–Adds Detail To Version Transmitted At 11:17 GMT
–Weale Recently Told MNI Doubts Inflation Expectations Key CPI Driver
LONDON (MNI) – Martin Weale, director at the National Institute of
Economic and Social Research, will replace Kate Barker on the Monetary
Policy Committee, and will start at the August meeting, the Treasury
announced Monday
Barker left at the end of May which means the MPC will still only
have eight members at the July meeting.
The NIESR has been more downbeat over UK growth prospects than the
Bank of England or the Office for Budget Responsibility.
Weale expressed skepticism last week about the view of MPC
Member Adam Posen that a rise in inflation expectations was a key
factor in higher UK inflation outturns.
He told Market News the decline in sterling was, instead, a more
likely suspect.
Weale said if the rise in inflation expectations was feeding
through to actual inflation outturns then the most likely route would be
through higher wages.
“Wage increases have been pretty modest,” he said.
If higher inflation expectations are not feeding through in wages
then the other option is they are feeding through in prices. Weale said
that while there is a hefty academic literature on sticky prices, he has
not found it particularly convincing.
Weale is skeptical of the idea of retailers raising current prices
in anticipation of further inflation down the line.
“Prices are much more flexible than wages,” he told Market News.
Asked about the likely impact of sterling on CPI Weale said it was
impossible to give a precise figure.
BOE Executive Director Markets Paul Fisher said in recent remarks
the impact of sterling’s fall on current CPI could be anywhere between
1 percentage and 2.5 percentage points.
With CPI at 3.4% in May, down from 3.7% in April, Weale said the
upper end of Fisher’s range was implausible. As value added tax is also
having a substantial up effect on inflation, this would imply there was
no inflation elsewhere, which he doubted.
Weale, who spent almost two decades in academic posts at Cambridge
University before joining NIESR, has also served as an adviser on
the UK’s official statistics.
His public comments shows no easily classifiable stance as hawk or
dove, or adherence to any of the broad camps of economic theory.
David Kern, chief economist at the British Chambers of Commerce,
said “It’s very difficult to classify him as a dove or a hawk… I don’t
think he’s likely to be more one or the other but I think he’s more
likely to make a surprising decision, in both directions…”
The NIESR has been downbeat about UK growth prospects.
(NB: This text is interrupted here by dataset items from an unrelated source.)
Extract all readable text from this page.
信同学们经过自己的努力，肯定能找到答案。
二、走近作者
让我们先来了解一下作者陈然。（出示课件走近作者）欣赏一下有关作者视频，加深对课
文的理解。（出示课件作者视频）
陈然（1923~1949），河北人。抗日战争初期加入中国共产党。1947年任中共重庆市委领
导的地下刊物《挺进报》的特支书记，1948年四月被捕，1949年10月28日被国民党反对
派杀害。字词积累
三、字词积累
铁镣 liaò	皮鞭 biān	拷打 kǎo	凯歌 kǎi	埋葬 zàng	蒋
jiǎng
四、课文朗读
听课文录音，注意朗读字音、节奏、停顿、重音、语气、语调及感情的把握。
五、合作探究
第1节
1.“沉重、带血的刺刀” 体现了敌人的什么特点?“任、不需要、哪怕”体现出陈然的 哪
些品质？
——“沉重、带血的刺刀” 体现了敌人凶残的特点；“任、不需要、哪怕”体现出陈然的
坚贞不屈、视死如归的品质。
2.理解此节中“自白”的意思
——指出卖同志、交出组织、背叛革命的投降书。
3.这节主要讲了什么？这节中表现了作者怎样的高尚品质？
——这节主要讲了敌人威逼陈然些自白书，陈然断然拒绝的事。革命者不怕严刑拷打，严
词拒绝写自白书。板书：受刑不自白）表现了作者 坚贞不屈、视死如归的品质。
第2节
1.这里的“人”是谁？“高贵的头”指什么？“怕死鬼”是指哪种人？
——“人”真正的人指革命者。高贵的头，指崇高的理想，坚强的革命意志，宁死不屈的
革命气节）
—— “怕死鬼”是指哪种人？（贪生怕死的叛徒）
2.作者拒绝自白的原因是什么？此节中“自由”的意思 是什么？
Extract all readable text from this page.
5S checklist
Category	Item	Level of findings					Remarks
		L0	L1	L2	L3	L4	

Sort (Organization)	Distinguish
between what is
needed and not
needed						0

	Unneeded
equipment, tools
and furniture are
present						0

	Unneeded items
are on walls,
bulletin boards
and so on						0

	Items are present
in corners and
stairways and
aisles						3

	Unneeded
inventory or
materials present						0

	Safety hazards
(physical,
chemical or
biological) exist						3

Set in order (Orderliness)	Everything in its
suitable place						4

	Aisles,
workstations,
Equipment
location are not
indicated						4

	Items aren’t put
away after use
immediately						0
In its April forecast round it predicted UK growth would be just 1%
this year and 2.0% next, with trade contributing 1.1 percentage points
of the 2% growth. It then said, in response to the fiscal tightening in
the June 22 budget, that this would reduce growth further.
NIESR said the fiscal consolidation plans would reduce GDP growth
by 0.2 percentage point in 2010 and 0.4 of a point in 2011.